WASHINGTON, D.C. – U.S. Senators Susan Collins and Olympia J. Snowe today urged the Chairman of the Senate Finance Committee, Senator Charles Grassley (R-IA), and Ranking Member Senator Max Baucus (D-MT), to reject any consideration of further reductions to the Medicare home health benefit during reconciliation of the Senate Deficit Reduction Omnibus Act and the House Deficit Reduction Act.
The Medicare home health benefit provides skilled services and therapies for patients who do not need the more intensive level of care offered in hospitals. In a letter to Senators Grassley and Baucus, signed by a bipartisan group of their colleagues, Senators Collins and Snowe point out that despite call for greater use, the home health share of Medicare spending has already dropped from 8.7 percent in 1997 to 3.8 percent in 2005 and is projected to decline to 2.6 percent of Medicare spending by 2015.
The full text of the letter is as follows:
Dear Senators Grassley and Baucus:
As you work to reconcile the differences between S.1932, the Deficit Reduction Omnibus Reconciliation Act, and H.R.4241, the Deficit Reduction Act, we urge you to continue to protect the value of home care and reject any consideration of reductions to the Medicare home health benefit as part of the final conference agreement. This position would be in keeping with the legislative packages passed by both chambers.
We believe that further reducing payments for home health care would be counter-productive to controlling overall health care costs. Home care has been demonstrated to be a cost-effective alternative to institutional care in both the Medicare and Medicaid programs. In fact, the Medicare Payment Advisory Commission (MedPAC) recently noted the results of a 2002 RAND study which showed “that in terms of Part A costs, episodes in an inpatient rehabilitation facility or skilled nursing facility are much more costly for Medicare than episodes of care among patients going home.” (MedPAC’s June 2005 Report to Congress).
Reducing Medicare home health care expenditures would also be inconsistent with the Administration’s and the national Governors Association’s objective to prioritize home and community-based care. As Centers for Medicare and Medicaid Services (CMS) Administrator Mark McClellan testified before the House Energy and Commerce Committee in April: “The most cost-effective place to provide care is where most people prefer to receive their care—living in their homes, connected to the their communities, surrounded by friends and family… And that means better outcomes without higher costs in Medicaid—a result that we cannot afford to pass up any longer.”

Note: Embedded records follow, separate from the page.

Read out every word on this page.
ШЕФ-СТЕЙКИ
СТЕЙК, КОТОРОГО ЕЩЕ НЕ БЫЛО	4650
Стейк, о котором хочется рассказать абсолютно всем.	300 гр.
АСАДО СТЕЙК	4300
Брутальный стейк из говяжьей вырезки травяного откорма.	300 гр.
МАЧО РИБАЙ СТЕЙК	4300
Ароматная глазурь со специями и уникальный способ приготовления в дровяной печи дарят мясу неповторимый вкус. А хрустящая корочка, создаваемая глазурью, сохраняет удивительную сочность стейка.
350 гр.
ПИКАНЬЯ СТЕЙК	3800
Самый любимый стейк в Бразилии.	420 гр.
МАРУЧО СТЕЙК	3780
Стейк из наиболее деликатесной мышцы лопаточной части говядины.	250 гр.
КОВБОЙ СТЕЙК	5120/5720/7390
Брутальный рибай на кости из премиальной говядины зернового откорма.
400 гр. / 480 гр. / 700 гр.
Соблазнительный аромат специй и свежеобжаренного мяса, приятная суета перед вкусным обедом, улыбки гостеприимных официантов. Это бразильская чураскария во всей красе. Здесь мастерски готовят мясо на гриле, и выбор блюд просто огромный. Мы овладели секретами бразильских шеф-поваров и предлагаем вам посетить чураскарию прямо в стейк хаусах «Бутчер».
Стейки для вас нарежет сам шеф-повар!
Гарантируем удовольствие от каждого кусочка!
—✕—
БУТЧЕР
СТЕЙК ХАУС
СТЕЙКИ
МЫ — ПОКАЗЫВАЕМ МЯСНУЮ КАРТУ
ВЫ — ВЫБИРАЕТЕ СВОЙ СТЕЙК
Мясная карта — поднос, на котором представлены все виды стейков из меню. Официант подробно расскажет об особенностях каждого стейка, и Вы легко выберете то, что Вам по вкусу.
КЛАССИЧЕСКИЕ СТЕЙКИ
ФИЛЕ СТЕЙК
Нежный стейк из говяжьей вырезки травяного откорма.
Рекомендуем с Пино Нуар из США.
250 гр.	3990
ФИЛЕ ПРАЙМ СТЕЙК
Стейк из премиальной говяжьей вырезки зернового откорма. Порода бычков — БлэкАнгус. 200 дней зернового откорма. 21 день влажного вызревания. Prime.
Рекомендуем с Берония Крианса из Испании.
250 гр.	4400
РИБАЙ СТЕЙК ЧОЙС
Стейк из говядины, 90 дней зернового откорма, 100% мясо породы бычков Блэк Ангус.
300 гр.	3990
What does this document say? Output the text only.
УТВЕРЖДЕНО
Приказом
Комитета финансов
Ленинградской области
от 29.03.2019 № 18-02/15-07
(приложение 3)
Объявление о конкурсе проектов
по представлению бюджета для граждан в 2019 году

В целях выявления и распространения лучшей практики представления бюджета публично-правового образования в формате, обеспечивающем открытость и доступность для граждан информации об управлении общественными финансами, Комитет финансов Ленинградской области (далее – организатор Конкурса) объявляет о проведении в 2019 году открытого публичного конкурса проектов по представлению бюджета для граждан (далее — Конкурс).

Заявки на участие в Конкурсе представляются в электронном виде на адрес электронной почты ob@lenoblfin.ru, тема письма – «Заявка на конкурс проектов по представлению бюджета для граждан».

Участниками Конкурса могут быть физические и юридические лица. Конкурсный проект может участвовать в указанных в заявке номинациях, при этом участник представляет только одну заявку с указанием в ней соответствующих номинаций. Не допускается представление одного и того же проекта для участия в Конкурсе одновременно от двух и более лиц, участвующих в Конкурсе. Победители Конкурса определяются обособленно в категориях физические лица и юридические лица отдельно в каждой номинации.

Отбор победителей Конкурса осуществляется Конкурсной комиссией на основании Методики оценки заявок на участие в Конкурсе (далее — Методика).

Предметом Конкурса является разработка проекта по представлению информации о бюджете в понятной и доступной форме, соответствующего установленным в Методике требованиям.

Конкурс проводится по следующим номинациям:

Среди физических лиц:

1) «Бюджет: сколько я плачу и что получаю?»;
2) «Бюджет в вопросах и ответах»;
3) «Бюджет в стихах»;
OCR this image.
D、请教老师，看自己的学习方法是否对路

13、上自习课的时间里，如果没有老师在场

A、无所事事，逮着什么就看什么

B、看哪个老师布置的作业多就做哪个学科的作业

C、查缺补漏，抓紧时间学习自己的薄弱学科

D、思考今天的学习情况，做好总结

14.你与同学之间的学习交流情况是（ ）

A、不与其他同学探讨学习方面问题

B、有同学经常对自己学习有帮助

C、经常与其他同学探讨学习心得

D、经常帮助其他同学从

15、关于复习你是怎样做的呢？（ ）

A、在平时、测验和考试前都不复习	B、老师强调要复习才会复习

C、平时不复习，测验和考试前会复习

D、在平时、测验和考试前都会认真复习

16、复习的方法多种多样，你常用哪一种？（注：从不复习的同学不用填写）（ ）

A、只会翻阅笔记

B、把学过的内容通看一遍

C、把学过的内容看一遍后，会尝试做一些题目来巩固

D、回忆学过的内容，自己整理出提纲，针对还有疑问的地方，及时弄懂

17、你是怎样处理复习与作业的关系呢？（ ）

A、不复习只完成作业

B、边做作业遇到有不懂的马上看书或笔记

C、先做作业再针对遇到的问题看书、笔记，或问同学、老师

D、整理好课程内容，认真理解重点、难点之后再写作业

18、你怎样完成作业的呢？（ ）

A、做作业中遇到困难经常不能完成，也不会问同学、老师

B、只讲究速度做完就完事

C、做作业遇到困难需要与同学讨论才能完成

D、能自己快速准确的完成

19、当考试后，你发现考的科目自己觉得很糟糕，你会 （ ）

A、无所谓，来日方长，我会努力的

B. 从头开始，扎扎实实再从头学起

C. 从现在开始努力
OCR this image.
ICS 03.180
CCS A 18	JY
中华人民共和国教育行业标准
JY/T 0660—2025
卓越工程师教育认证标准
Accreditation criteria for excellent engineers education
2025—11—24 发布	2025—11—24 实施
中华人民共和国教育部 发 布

Despite calls for greater use of home and community-based care by the Administration and the Governors, the home health share of Medicare spending has dropped from 8.7 percent in 1997 to 3.8 percent in 2005, and is projected by CMS to decline to 2.6 percent of Medicare spending by 2015. Moreover, overall operating margins for freestanding home health agencies, which take into account all revenue and expenses, were just 1.2 percent in fiscal years 2003 and 2004. Yet home health agencies are already facing an additional .8 percent reduction in their annual update for 2006, as mandated under the Medicare Modernization Act.
In order to ensure that home health care remains a viable option to beneficiaries, we urge you to stand by the current positions in both the House and Senate bills and not include a further reduction in home health payments in the final conference agreement. Thank you for your consideration of this important matter.